Dems Find New Way To Blame Trump For New Zealand Shooting
Trump administration officials on Sunday pushed back against the suggestion that President Trump’s rhetoric is partly to blame for the attack at two New Zealand mosques that left 50 people dead.
The main suspect in the shooting, which happened Friday, wrote in his manifesto that he supported Trump — something acting White House chief of staff Mick Mulvaney and U.S. Ambassador to New Zealand Scott Brown downplayed Sunday.
But a range of Democrats — including Rep. Rashida Tlaib (Mich.) and Sens. Tim Kaine (Va.) and Amy Klobuchar (Minn.) — were critical of Trump and blamed the President for the shooting. Which is exactly what the shooter wanted so, good job there Dems.
Sen. Richard Blumenthal and a CNN anchor immediately blamed rhetoric from President Trump and his allies for the mass shooting in New Zealand that took the lives of 49 people.

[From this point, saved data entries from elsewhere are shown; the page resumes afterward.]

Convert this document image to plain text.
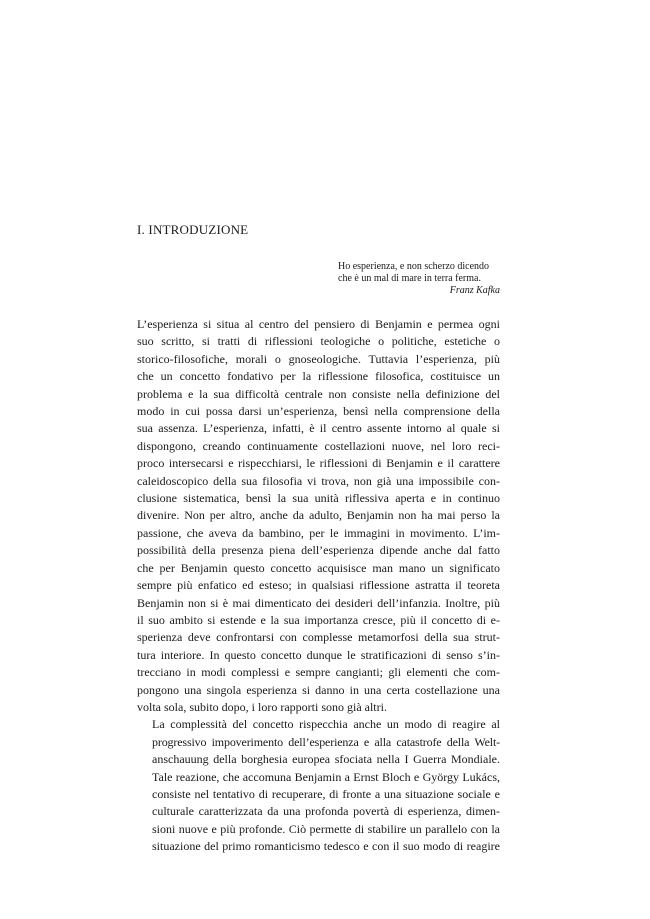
I. INTRODUZIONE

Ho esperienza, e non scherzo dicendo

che è un mal di mare in terra ferma.

Franz Kafka

L’esperienza si situa al centro del pensiero di Benjamin e permea ogni
suo scritto, si tratti di riflessioni teologiche o politiche, estetiche o
storico-filosofiche, morali o gnoseologiche. Tuttavia l’esperienza, più
che un concetto fondativo per la riflessione filosofica, costituisce un
problema e la sua difficoltà centrale non consiste nella definizione del
modo in cui possa darsi un’esperienza, bensì nella comprensione della
sua assenza. L’esperienza, infatti, è il centro assente intorno al quale si
dispongono, creando continuamente costellazioni nuove, nel loro reci-
proco intersecarsi e rispecchiarsi, le riflessioni di Benjamin e il carattere
caleidoscopico della sua filosofia vi trova, non già una impossibile con-
clusione sistematica, bensì la sua unità riflessiva aperta e in continuo
divenire. Non per altro, anche da adulto, Benjamin non ha mai perso la
passione, che aveva da bambino, per le immagini in movimento. L’im-
possibilità della presenza piena dell’esperienza dipende anche dal fatto
che per Benjamin questo concetto acquisisce man mano un significato
sempre più enfatico ed esteso; in qualsiasi riflessione astratta il teoreta
Benjamin non si è mai dimenticato dei desideri dell’infanzia. Inoltre, più
il suo ambito si estende e la sua importanza cresce, più il concetto di e-
sperienza deve confrontarsi con complesse metamorfosi della sua strut-
tura interiore. In questo concetto dunque le stratificazioni di senso s’in-
trecciano in modi complessi e sempre cangianti; gli elementi che com-
pongono una singola esperienza si danno in una certa costellazione una
volta sola, subito dopo, i loro rapporti sono già altri.

La complessità del concetto rispecchia anche un modo di reagire al
progressivo impoverimento dell’esperienza e alla catastrofe della Welt-
anschauung della borghesia europea sfociata nella I Guerra Mondiale.
Tale reazione, che accomuna Benjamin a Ernst Bloch e György Lukács,
consiste nel tentativo di recuperare, di fronte a una situazione sociale e
culturale caratterizzata da una profonda povertà di esperienza, dimen-
sioni nuove e più profonde. Ciò permette di stabilire un parallelo con la
situazione del primo romanticismo tedesco e con il suo modo di reagire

According to The Washington Examiner CNN jumped right in. After briefly saying that “of course our prayers go out to the people of New Zealand, particularly the loved ones and survivors and victims,” Blumenthal, D-Conn., wasted no time in bringing up Trump. “But words do have consequences, and we know that at the very pinnacle of power in our own country, people are talking about ‘good people on both sides,’” he said, referencing Trump’s controversial Charlottesville comments.

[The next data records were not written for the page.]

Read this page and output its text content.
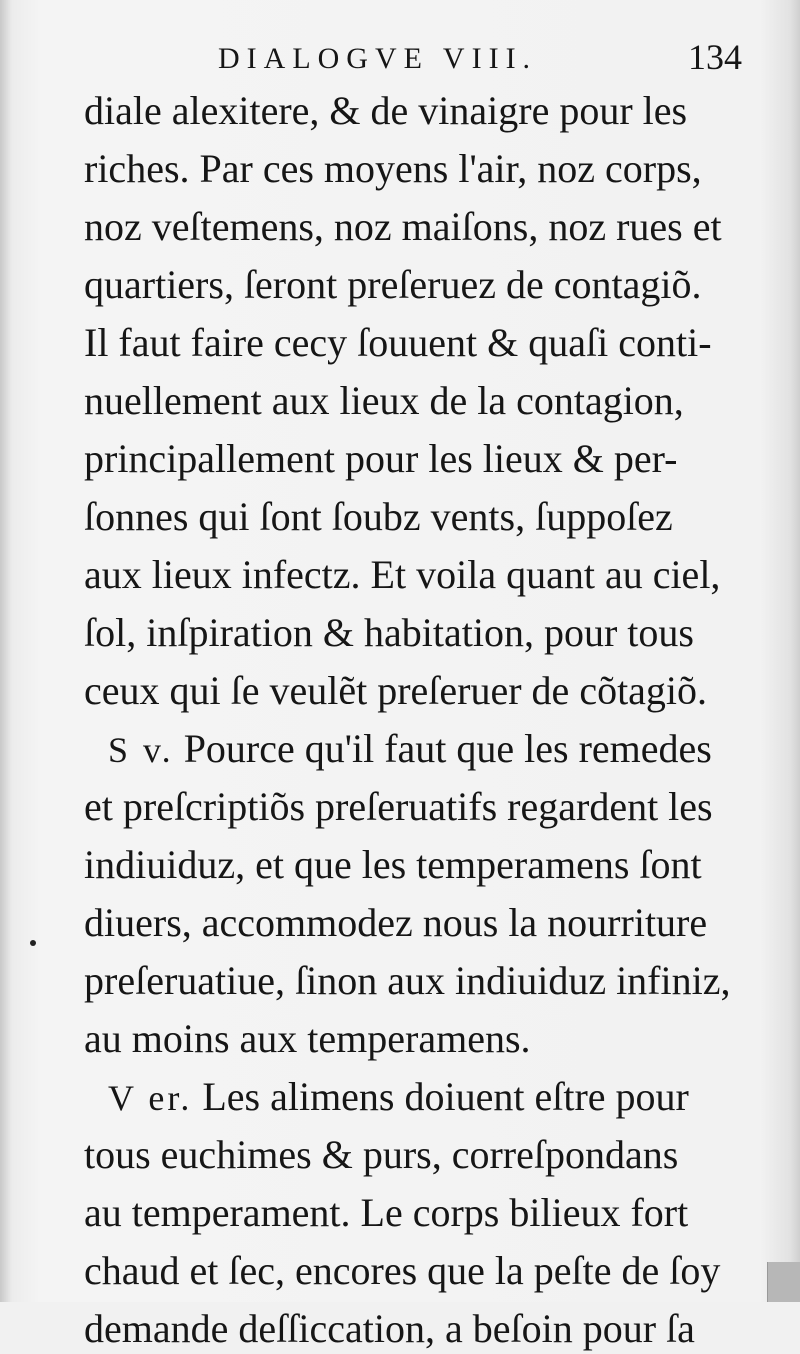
DIALOGVE VIII.	134
diale alexitere, & de vinaigre pour les
riches. Par ces moyens l'air, noz corps,
noz veſtemens, noz maiſons, noz rues et
quartiers, ſeront preſeruez de contagiõ.
Il faut faire cecy ſouuent & quaſi conti-
nuellement aux lieux de la contagion,
principallement pour les lieux & per-
ſonnes qui ſont ſoubz vents, ſuppoſez
aux lieux infectz. Et voila quant au ciel,
ſol, inſpiration & habitation, pour tous
ceux qui ſe veulẽt preſeruer de cõtagiõ.
S v. Pource qu'il faut que les remedes
et preſcriptiõs preſeruatifs regardent les
indiuiduz, et que les temperamens ſont
diuers, accommodez nous la nourriture
preſeruatiue, ſinon aux indiuiduz infiniz,
au moins aux temperamens.
V er. Les alimens doiuent eſtre pour
tous euchimes & purs, correſpondans
au temperament. Le corps bilieux fort
chaud et ſec, encores que la peſte de ſoy
demande deſſiccation, a beſoin pour ſa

CNN anchor Alyson Camerota responded: “You mean the president talking about it. I mean I know it’s hard to call this out. I’ve heard this from a guest this morning, they’re having a hard time calling this out for some reason.

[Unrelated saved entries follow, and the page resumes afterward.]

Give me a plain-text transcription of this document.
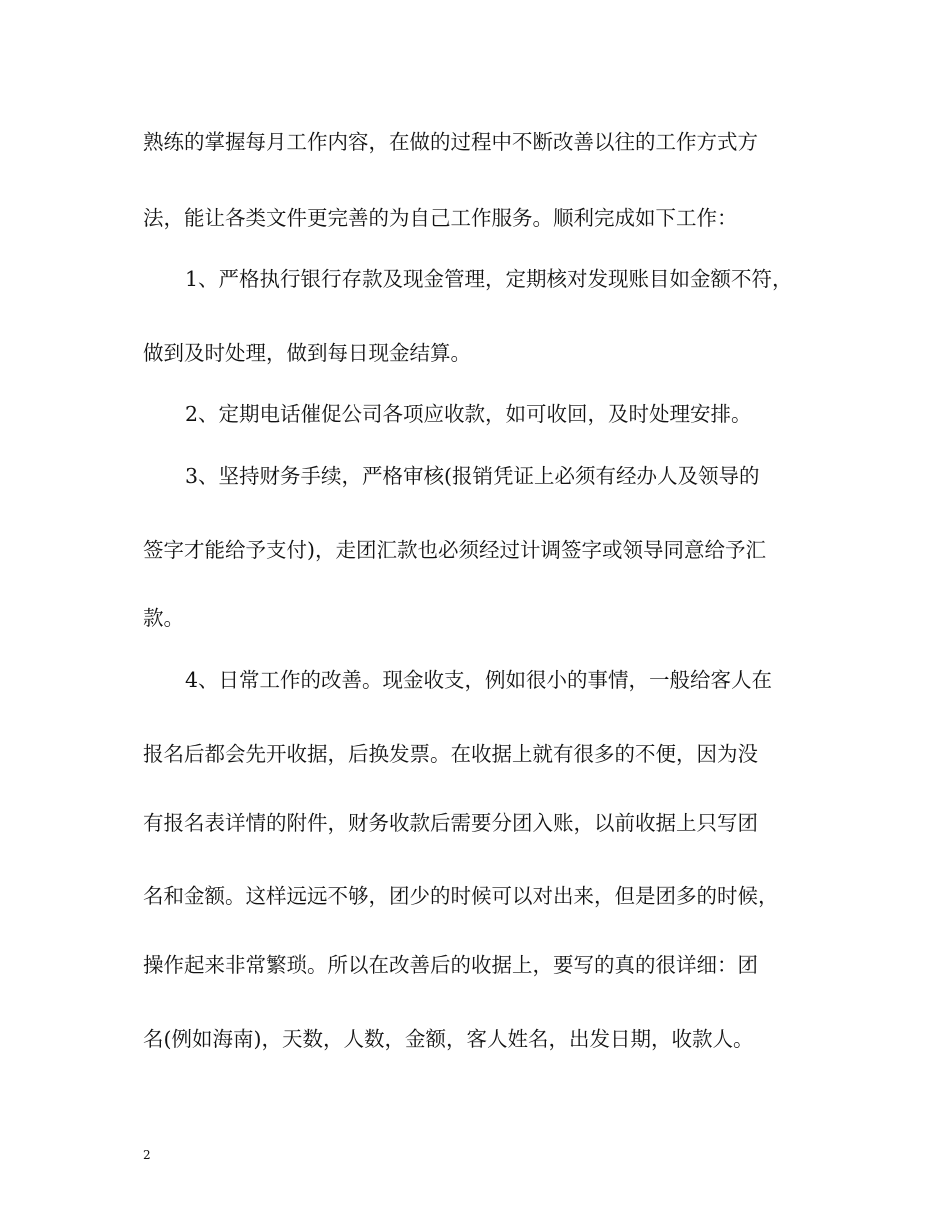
熟练的掌握每月工作内容，在做的过程中不断改善以往的工作方式方
法，能让各类文件更完善的为自己工作服务。顺利完成如下工作：
1、严格执行银行存款及现金管理，定期核对发现账目如金额不符，
做到及时处理，做到每日现金结算。
2、定期电话催促公司各项应收款，如可收回，及时处理安排。
3、坚持财务手续，严格审核(报销凭证上必须有经办人及领导的
签字才能给予支付)，走团汇款也必须经过计调签字或领导同意给予汇
款。
4、日常工作的改善。现金收支，例如很小的事情，一般给客人在
报名后都会先开收据，后换发票。在收据上就有很多的不便，因为没
有报名表详情的附件，财务收款后需要分团入账，以前收据上只写团
名和金额。这样远远不够，团少的时候可以对出来，但是团多的时候，
操作起来非常繁琐。所以在改善后的收据上，要写的真的很详细：团
名(例如海南)，天数，人数，金额，客人姓名，出发日期，收款人。
2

The Blaze reported that only hours after a horrific mass murder occurred in New Zealand on Friday, Democratic Sen. Richard Blumenthal (Conn.) wasted little time in placing blame on President Donald Trump — joining a CNN anchor in saying the president’s rhetoric played a role in the killings.
During an interview on CNN’s “New Day,” host Alisyn Camerota began by asking the senator for his take on the tragedy and “a rise in right-wing extremist around the globe.” After extending his condolences to the victims and their families, Blumenthal pointed to Trump’s rhetoric as a prompt for the murders.
“Words do have consequences, and we know that at the very pinnacle of power in our own country, people are talking about good people on both sides,” Blumenthal said, referring to the president’s comments following a violent rally in Charlottesville, Virginia, in 2017.